A three-dimensional map of the Universe, reaching deeper in space and time than any yet made, is to be produced by an international team of 200 scientists, including leading astronomers from the UK.
The high resolution map will be produced using the Dark Energy Spectroscopic Instrument (DESI), an apparatus that will observe the light from more than 30 million distant galaxies.
A collaboration of UK physicists and astronomers, including groups at the Universities of Portsmouth and Durham and University College London, will be working on the instrument, which is designed to improve our understanding of the mysterious ‘dark energy’, and how it affects the expansion history of the Universe. It will also measure the velocities of hundreds of thousands of stars in the Milky Way galaxy and provide clues about the nature of the equally mysterious dark matter.

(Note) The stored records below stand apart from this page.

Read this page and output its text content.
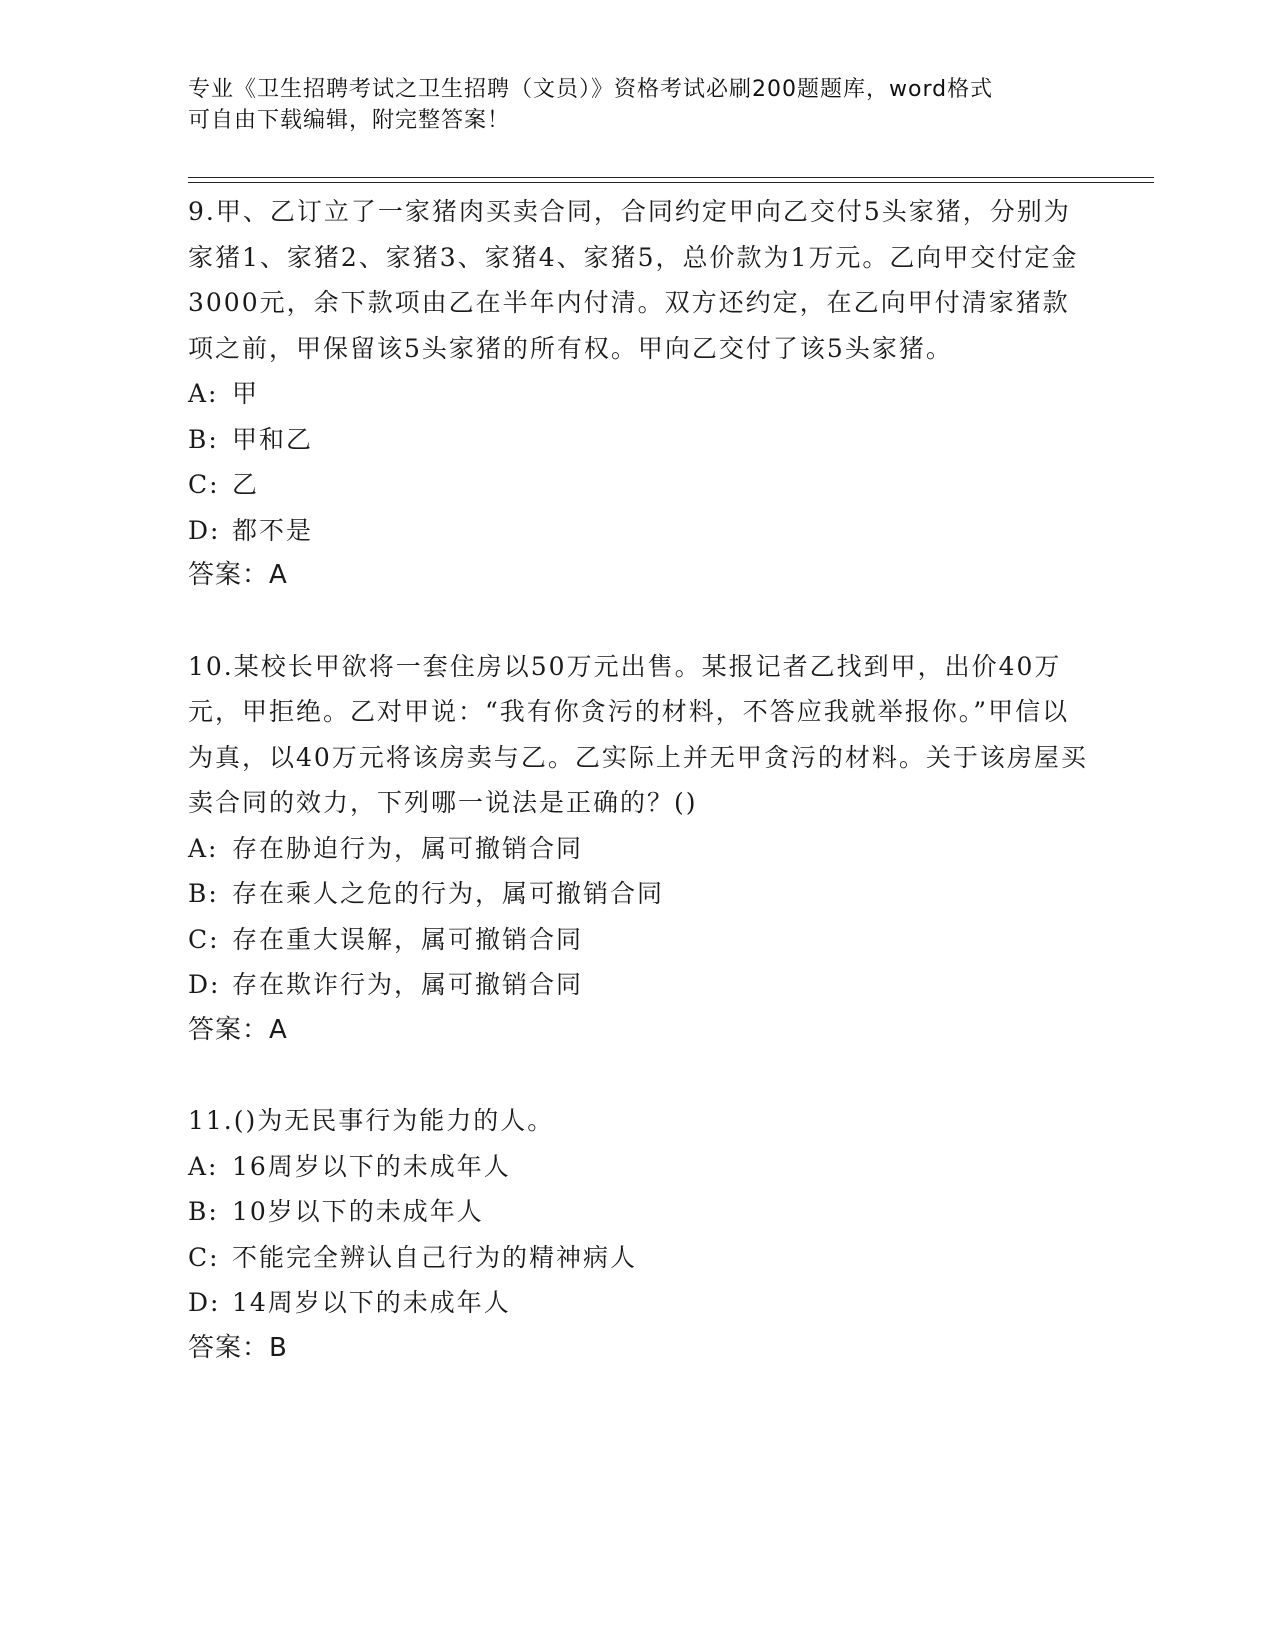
专业《卫生招聘考试之卫生招聘（文员）》资格考试必刷200题题库，word格式
可自由下载编辑，附完整答案！
9.甲、乙订立了一家猪肉买卖合同，合同约定甲向乙交付5头家猪，分别为家猪1、家猪2、家猪3、家猪4、家猪5，总价款为1万元。乙向甲交付定金3000元，余下款项由乙在半年内付清。双方还约定，在乙向甲付清家猪款项之前，甲保留该5头家猪的所有权。甲向乙交付了该5头家猪。
A: 甲
B: 甲和乙
C: 乙
D: 都不是
答案：A
10.某校长甲欲将一套住房以50万元出售。某报记者乙找到甲，出价40万元，甲拒绝。乙对甲说：“我有你贪污的材料，不答应我就举报你。”甲信以为真，以40万元将该房卖与乙。乙实际上并无甲贪污的材料。关于该房屋买卖合同的效力，下列哪一说法是正确的？()
A: 存在胁迫行为，属可撤销合同
B: 存在乘人之危的行为，属可撤销合同
C: 存在重大误解，属可撤销合同
D: 存在欺诈行为，属可撤销合同
答案：A
11.()为无民事行为能力的人。
A: 16周岁以下的未成年人
B: 10岁以下的未成年人
C: 不能完全辨认自己行为的精神病人
D: 14周岁以下的未成年人
答案：B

The UK Science and Technologies Facilities Council approved funding for UK scientists to play their role in this project last year, and the U.S. Department of Energy has just approved the project’s scientific scope, schedule, and $56M funding profile. The new instrument will start taking data in 2019, and will run for 5 years, reporting its main results in the mid-2020s.
Professor Will Percival, from the University of Portsmouth’s Institute of Cosmology and Gravitation, led the bid for the UK to take part in this project.
He said: “Since the discovery that the expansion of the Universe is accelerating, astrophysicists have been trying to understand the physical process driving the acceleration. They cannot do this using known physical laws and materials. “
“DESI will enable an awesome experiment: the results will be a factor of ten better than we have at the moment. They will revolutionise our understanding of the Universe.”
DESI will be mounted on the four metre Mayall telescope at Kitt Peak National Observatory near Tucson, Arizona. The Mayall telescope’s moving weight is 375 tonnes so it can easily support the weight of DESI, which is five tonnes. The telescope’s top end will be replaced with DESI’s optical corrector and focal-plane system, whose design is being coordinated in the UK as part of the UK contribution to the project.